I love that Mitch Marsh is playing with confidence and has changed his game but some of those shots were just silly the other day and he paid the price a few times
 
No one ever wants to see people suffer what happened to Phil Hughes obviously but I just can’t see a circumstance in which you can avoid it. You can make pitches out of synthetic material and recreate the conditions of all the different countries and then someone top edges a ball into the same spot Hughes got hit and you’re back to square one.

Sports have to accept two things:

1. You DO have to make them as safe as you can but within reason. Sports people are paid professionals and the reason they get paid so much is that with it comes risk as much as anything. F1 drivers get paid a lot because it’s a rich sport but also because they throw their bodies around in a tiny vehicle at 300km/h

2. You do have to accept that there will be accidents that no level of safety measure, or preparation can allow for. We see it year in year out with harmless incidents causing season and career ending ACL injuries or neck injuries in the footy codes.

I 100000 per cent understand what you’re saying and get it but you can never legislate harm out of the game and at some point when there is man-made influence on the conditions, there needs to be some onus put back on the players to accept ‘you CANNOT just stand there and swing at everything or lunge into the front foot and blame the pitch every time the ball feels like it’s going to hit you. Learn to evade it.’

I love that Mitch Marsh is playing with confidence and has changed his game but some of those shots were just silly the other day and he paid the price a few times
Don’t disagree with that, just think it caused a rethink, similar to how Sennas crash did in F1, the D-Type incident at LeMans, the tyre through the wall at Albert park as other examples.


I do think a pitch needs to begin with consistency though, and very occasionally you’ll get a pitch that is just not up to snuff - ah well, do better next time.
 
Fair enough.

I just watch footage from the frowned upon ‘good old days’ of batsmen we fawn over ducking and weaving and occasionally hooking and pulling and the first thing I think is that the pitches would be deemed dangerous now because they wouldn’t be hooking, pulling, ducking and weaving. They would more than likely not have the know how to do it and even the most fair pitches could be made look unfair if the bowling was consistent enough
Helmet complacency is a thing.
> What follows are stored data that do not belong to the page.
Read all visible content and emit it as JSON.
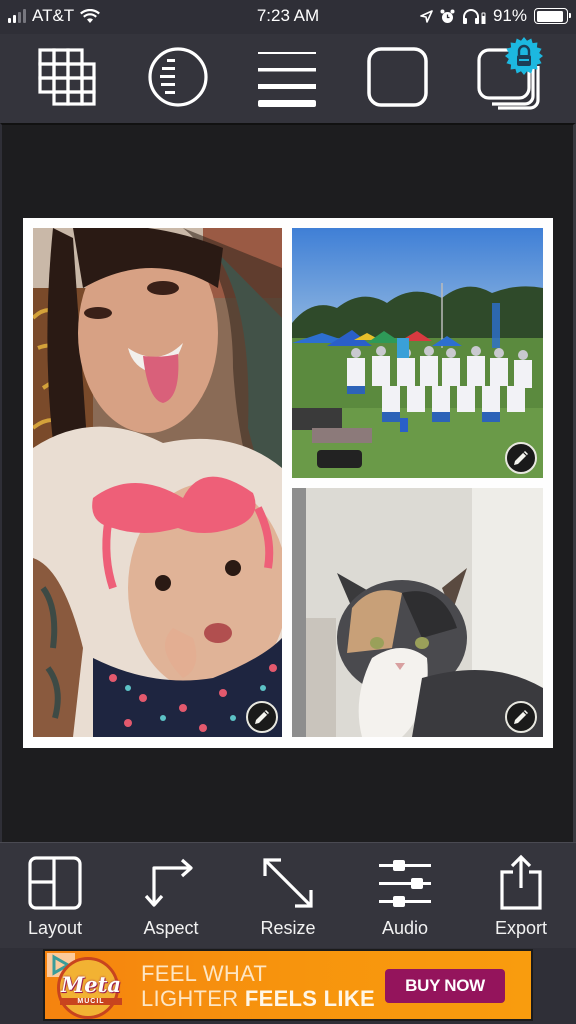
{
  "status_bar": {
    "carrier": "AT&T",
    "time": "7:23 AM",
    "battery_percent": "91%",
    "battery_level": 0.91,
    "signal_bars_active": 2,
    "signal_bars_total": 4,
    "icons": [
      "signal-icon",
      "wifi-icon",
      "location-icon",
      "alarm-icon",
      "headphones-icon",
      "battery-icon"
    ]
  },
  "top_toolbar": {
    "tools": [
      {
        "name": "grid-tool",
        "icon": "grid-icon",
        "locked": false
      },
      {
        "name": "corner-radius-tool",
        "icon": "half-circle-lines-icon",
        "locked": false
      },
      {
        "name": "border-width-tool",
        "icon": "line-thickness-icon",
        "locked": false
      },
      {
        "name": "rounded-corners-tool",
        "icon": "rounded-square-icon",
        "locked": false
      },
      {
        "name": "shadow-tool",
        "icon": "shadow-square-icon",
        "locked": true
      }
    ],
    "lock_color": "#1cb8e0"
  },
  "collage": {
    "frame_color": "#ffffff",
    "cells": [
      {
        "description": "Selfie of woman with tongue out holding baby with pink headband",
        "editable": true
      },
      {
        "description": "Youth lacrosse team group photo on grass field with canopies",
        "editable": true
      },
      {
        "description": "Calico cat sitting near window",
        "editable": true
      }
    ]
  },
  "bottom_toolbar": {
    "items": [
      {
        "label": "Layout",
        "icon": "layout-icon"
      },
      {
        "label": "Aspect",
        "icon": "aspect-arrows-icon"
      },
      {
        "label": "Resize",
        "icon": "resize-diagonal-icon"
      },
      {
        "label": "Audio",
        "icon": "sliders-icon"
      },
      {
        "label": "Export",
        "icon": "share-icon"
      }
    ]
  },
  "ad": {
    "brand": "Meta",
    "brand_sub": "MUCIL",
    "headline_line1": "FEEL WHAT",
    "headline_line2_light": "LIGHTER ",
    "headline_line2_bold": "FEELS LIKE",
    "cta": "BUY NOW",
    "cta_color": "#94145c",
    "bg_color": "#f7900e"
  }
}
Ideally the helmet should be there to protect players from freak occurrences, unfortunately I think it's inevitable it gives players the confidence to take on short deliveries they don't really have any business trying to play a shot to.
 
Helmet complacency is a thing. Ideally the helmet should be there to protect players from freak occurrences, unfortunately I think it's inevitable it gives players the confidence to take on short deliveries they don't really have any business trying to play a shot to.
Ian Chappell made that point at the time of Philip Hughes' death.